Taiwan Semiconductor Manufacturing Co (TSMC, 台積電) regained its US$500 billion market capitalization after investors ramped up bets on tech leaders best placed to ride an anticipated artificial intelligence (AI) boom.
Asia’s most valuable company gained 3.31 percent yesterday in Taipei trading, fueled also by hopes that a post-COVID-19 chip downturn is nearing an end. That took its gain to 32.22 percent so far this year, cementing its position among the world’s 10 most valuable corporations after overtaking Visa Inc last month.

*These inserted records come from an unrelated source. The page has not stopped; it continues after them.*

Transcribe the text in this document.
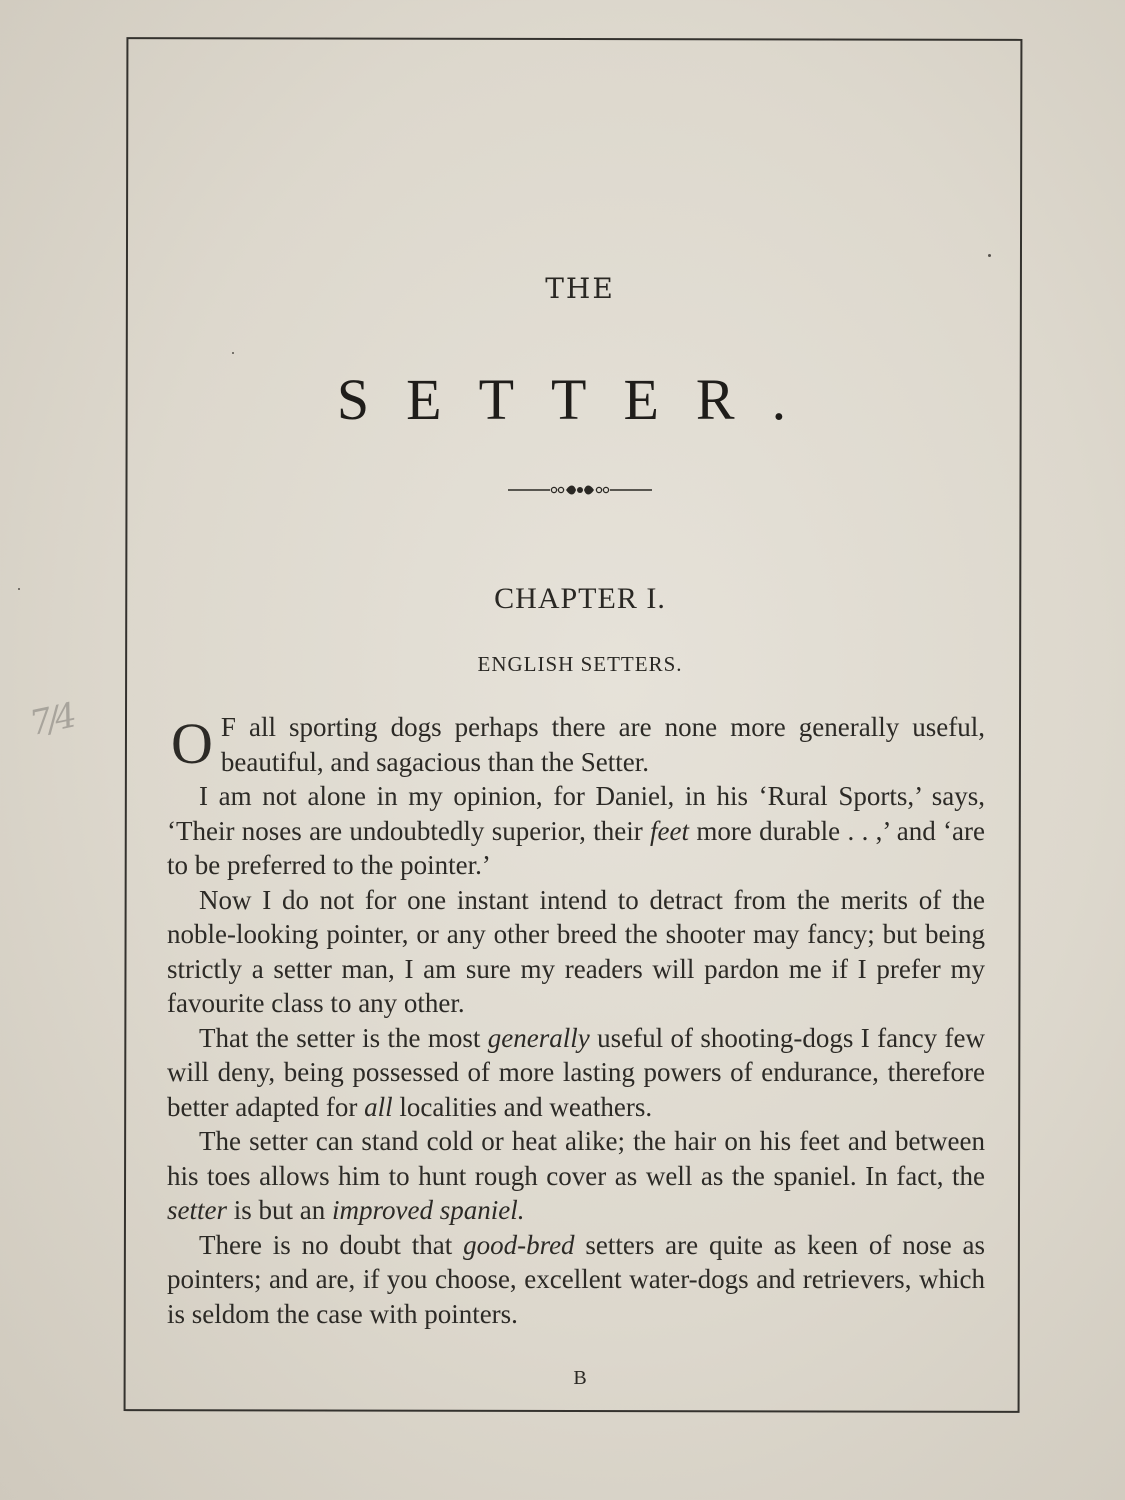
7/4
THE
SETTER.
CHAPTER I.
ENGLISH SETTERS.

O F all sporting dogs perhaps there are none more generally useful, beautiful, and sagacious than the Setter.

I am not alone in my opinion, for Daniel, in his ‘Rural Sports,’ says, ‘Their noses are undoubtedly superior, their feet more durable . . ,’ and ‘are to be preferred to the pointer.’

Now I do not for one instant intend to detract from the merits of the noble-looking pointer, or any other breed the shooter may fancy; but being strictly a setter man, I am sure my readers will pardon me if I prefer my favourite class to any other.

That the setter is the most generally useful of shooting-dogs I fancy few will deny, being possessed of more lasting powers of endurance, therefore better adapted for all localities and weathers.

The setter can stand cold or heat alike; the hair on his feet and between his toes allows him to hunt rough cover as well as the spaniel. In fact, the setter is but an improved spaniel.

There is no doubt that good-bred setters are quite as keen of nose as pointers; and are, if you choose, excellent water-dogs and retrievers, which is seldom the case with pointers.

B
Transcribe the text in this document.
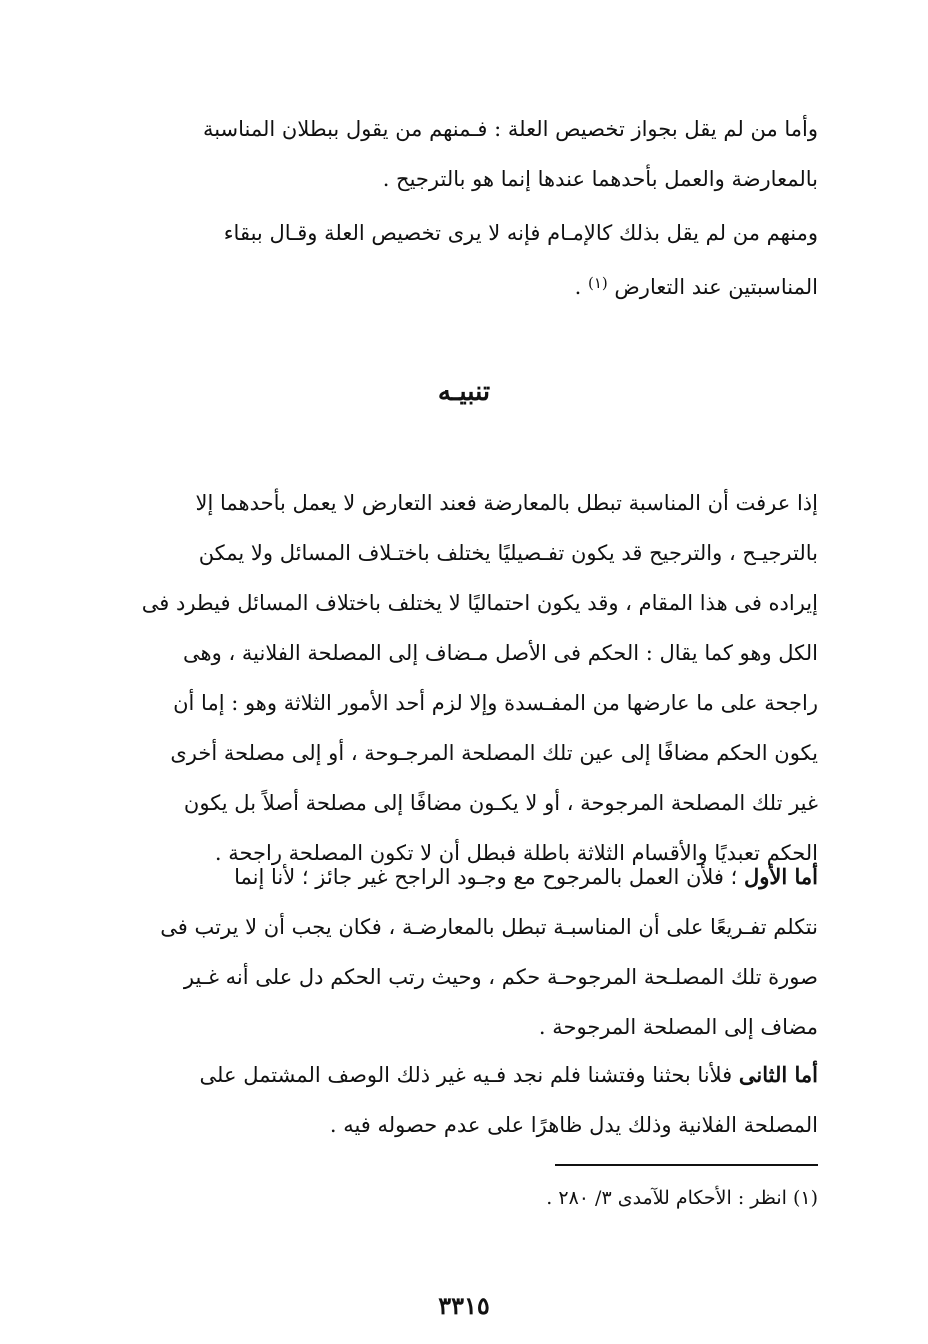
وأما من لم يقل بجواز تخصيص العلة : فـمنهم من يقول ببطلان المناسبة
بالمعارضة والعمل بأحدهما عندها إنما هو بالترجيح .
ومنهم من لم يقل بذلك كالإمـام فإنه لا يرى تخصيص العلة وقـال ببقاء
المناسبتين عند التعارض $^{(١)}$ .
تنبيـه
إذا عرفت أن المناسبة تبطل بالمعارضة فعند التعارض لا يعمل بأحدهما إلا
بالترجيـح ، والترجيح قد يكون تفـصيليًا يختلف باختـلاف المسائل ولا يمكن
إيراده فى هذا المقام ، وقد يكون احتماليًا لا يختلف باختلاف المسائل فيطرد فى
الكل وهو كما يقال : الحكم فى الأصل مـضاف إلى المصلحة الفلانية ، وهى
راجحة على ما عارضها من المفـسدة وإلا لزم أحد الأمور الثلاثة وهو : إما أن
يكون الحكم مضافًا إلى عين تلك المصلحة المرجـوحة ، أو إلى مصلحة أخرى
غير تلك المصلحة المرجوحة ، أو لا يكـون مضافًا إلى مصلحة أصلاً بل يكون
الحكم تعبديًا والأقسام الثلاثة باطلة فبطل أن لا تكون المصلحة راجحة .
أما الأول ؛ فلأن العمل بالمرجوح مع وجـود الراجح غير جائز ؛ لأنا إنما
نتكلم تفـريعًا على أن المناسبـة تبطل بالمعارضـة ، فكان يجب أن لا يرتب فى
صورة تلك المصلـحة المرجوحـة حكم ، وحيث رتب الحكم دل على أنه غـير
مضاف إلى المصلحة المرجوحة .
أما الثانى فلأنا بحثنا وفتشنا فلم نجد فـيه غير ذلك الوصف المشتمل على
المصلحة الفلانية وذلك يدل ظاهرًا على عدم حصوله فيه .
(١) انظر : الأحكام للآمدى ٣/ ٢٨٠ .
٣٣١٥
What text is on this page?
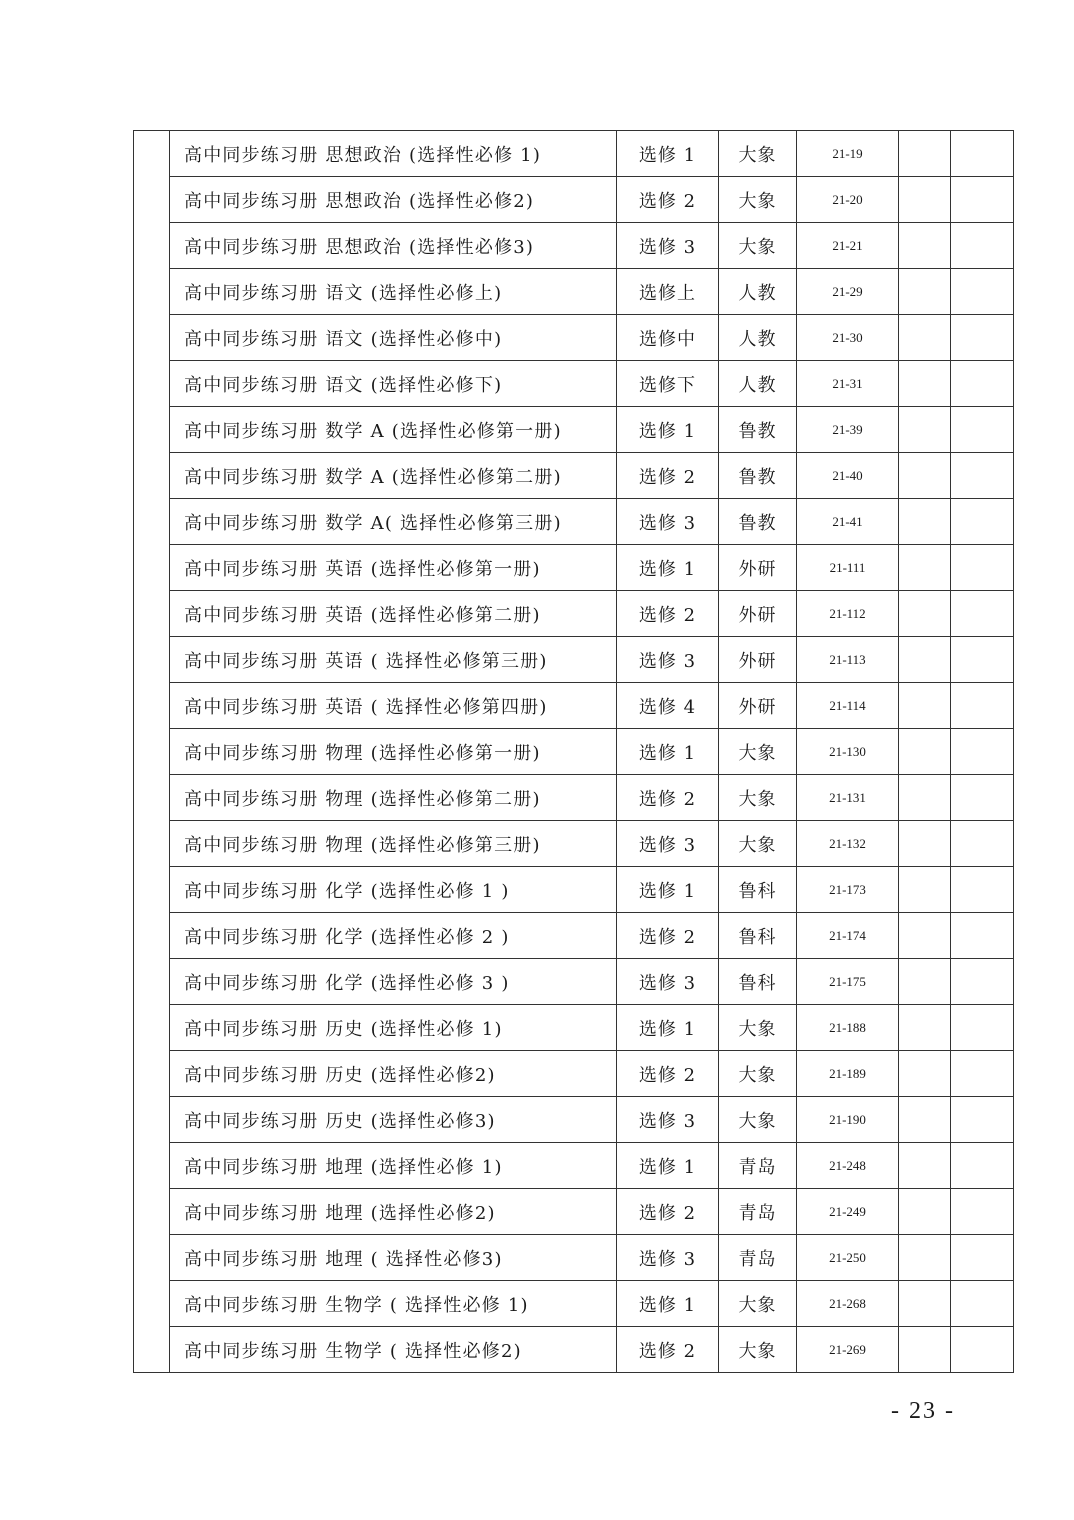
	高中同步练习册 思想政治 (选择性必修 1)	选修 1	大象	21-19		
	高中同步练习册 思想政治 (选择性必修2)	选修 2	大象	21-20		
	高中同步练习册 思想政治 (选择性必修3)	选修 3	大象	21-21		
	高中同步练习册 语文 (选择性必修上)	选修上	人教	21-29		
	高中同步练习册 语文 (选择性必修中)	选修中	人教	21-30		
	高中同步练习册 语文 (选择性必修下)	选修下	人教	21-31		
	高中同步练习册 数学 A (选择性必修第一册)	选修 1	鲁教	21-39		
	高中同步练习册 数学 A (选择性必修第二册)	选修 2	鲁教	21-40		
	高中同步练习册 数学 A( 选择性必修第三册)	选修 3	鲁教	21-41		
	高中同步练习册 英语 (选择性必修第一册)	选修 1	外研	21-111		
	高中同步练习册 英语 (选择性必修第二册)	选修 2	外研	21-112		
	高中同步练习册 英语 ( 选择性必修第三册)	选修 3	外研	21-113		
	高中同步练习册 英语 ( 选择性必修第四册)	选修 4	外研	21-114		
	高中同步练习册 物理 (选择性必修第一册)	选修 1	大象	21-130		
	高中同步练习册 物理 (选择性必修第二册)	选修 2	大象	21-131		
	高中同步练习册 物理 (选择性必修第三册)	选修 3	大象	21-132		
	高中同步练习册 化学 (选择性必修 1 )	选修 1	鲁科	21-173		
	高中同步练习册 化学 (选择性必修 2 )	选修 2	鲁科	21-174		
	高中同步练习册 化学 (选择性必修 3 )	选修 3	鲁科	21-175		
	高中同步练习册 历史 (选择性必修 1)	选修 1	大象	21-188		
	高中同步练习册 历史 (选择性必修2)	选修 2	大象	21-189		
	高中同步练习册 历史 (选择性必修3)	选修 3	大象	21-190		
	高中同步练习册 地理 (选择性必修 1)	选修 1	青岛	21-248		
	高中同步练习册 地理 (选择性必修2)	选修 2	青岛	21-249		
	高中同步练习册 地理 ( 选择性必修3)	选修 3	青岛	21-250		
	高中同步练习册 生物学 ( 选择性必修 1)	选修 1	大象	21-268		
	高中同步练习册 生物学 ( 选择性必修2)	选修 2	大象	21-269		
- 23 -
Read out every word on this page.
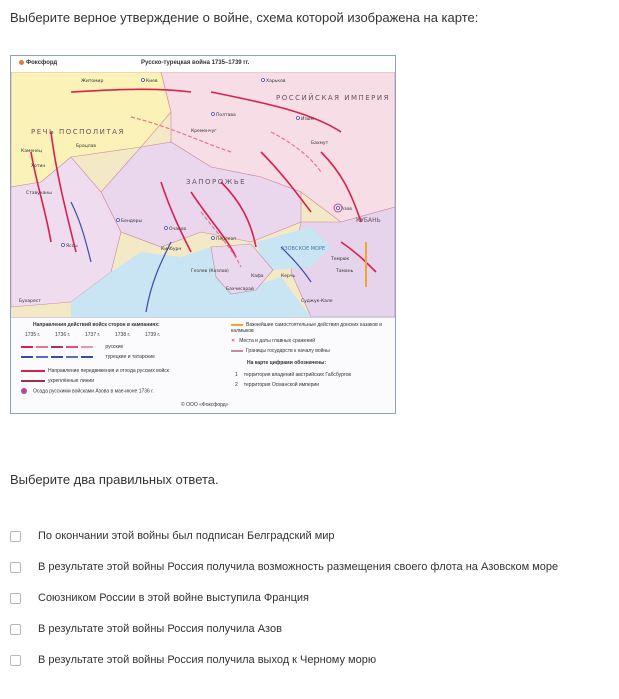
Выберите верное утверждение о войне, схема которой изображена на карте:
Фоксфорд	Русско-турецкая война 1735–1739 гг.
РОССИЙСКАЯ ИМПЕРИЯ
РЕЧЬ ПОСПОЛИТАЯ
ЗАПОРОЖЬЕ
АЗОВСКОЕ МОРЕ
КУБАНЬ
Киев	Харьков
Полтава
Изюм
Бахмут
Бендеры
Очаков
Перекоп
Бахчисарай
Азов
Керчь
Кафа
Хотин
Яссы
Бухарест
Кинбурн
Гезлев (Козлов)
Суджук-Кале
Житомир
Каменец
Брацлав
Кременчуг
Ставучаны
Тамань
Темрюк
Направления действий войск сторон в кампаниях:
1735 г.	1736 г.	1737 г.	1738 г.	1739 г.
русские
турецкие и татарские
Направление передвижения и отхода русских войск
укреплённые линии
Осада русскими войсками Азова в мае-июне 1736 г.
Важнейшие самостоятельные действия донских казаков и калмыков
✕ Места и даты главных сражений
Границы государств к началу войны
На карте цифрами обозначены:
1 территория владений австрийских Габсбургов
2 территория Османской империи
© ООО «Фоксфорд»
Выберите два правильных ответа.
По окончании этой войны был подписан Белградский мир
В результате этой войны Россия получила возможность размещения своего флота на Азовском море
Союзником России в этой войне выступила Франция
В результате этой войны Россия получила Азов
В результате этой войны Россия получила выход к Черному морю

TSMC’s gains contributed about 160 points alone to the TAIEX yesterday, which closed up 261.23 points, or 1.54 percent, at 17,216.60, the highest since April 14 last year, when the benchmark index closed at 17,245.65.
Photo: Sam Yeh, AFP
“Investors remained upbeat about AI development, and TSMC is one of the biggest beneficiaries,” Mega International Investment Services Corp (兆豐國際投顧) analyst Alex Huang (黃國偉) said.
Morgan Stanley this week raised TSMC’s price target, citing higher demand for energy-efficient and low-cost AI custom chip designs.
“With the killer apps of generative AI [such as ChatGPT], we are seeing the semi industry’s growth stage shifting from the mobile computing to the AI computing era,” Morgan Stanley analysts wrote over the weekend. “We view TSMC as a key enabler of future AI semis given its technology leadership.”
Meanwhile, Cathie Wood’s funds have re-entered TSMC and Meta Platforms Inc after nearly a year and a half, as the high-profile manager makes new bets on AI and chips.
Two Ark Investment Management LLC funds, including Wood’s flagship Ark Innovation ETF, bought 174,848 shares of Facebook’s parent company on Monday, while Ark Autonomous Technology and Robotics ETF picked up 98,170 shares of TSMC, data compiled by Bloomberg showed.
Before this, Ark last held the two stocks in the final quarter of 2021.
Ark’s moves came weeks after Wood spoke highly of Meta’s AI strategy and said her decision to drop Nvidia Corp was due to the company facing growing competition.
She added during an interview with Bloomberg last month that she would pivot “to another set of plays.”
Wood’s other AI-related bets include electric vehicle maker Tesla Inc among large caps and UiPath Inc, Twilio Inc and Teladoc Health Inc among smaller names.
The broader rally persists despite warnings that the market might be getting ahead of itself, given the uncertainty over how to monetize AI services.
TSMC, while touting its own potential role in the rollout of AI, has expressed caution over the outlook for the smartphone market that still comprises a significant chunk of its revenue, although company executives have called for a gradual recovery in the second half and a resumption of growth next year.
Last week, TSMC chairman Mark Liu (劉德音) said the chipmaker’s capital expenditure for this year might wind up close to the bottom end of a previously forecast range of US$32 billion to US$36 billion. That is a signal that TSMC, like its rivals across the electronics industry, remain cautious in the face of plunging consumer spending and an uneven post-COVID-19 economic recovery in China.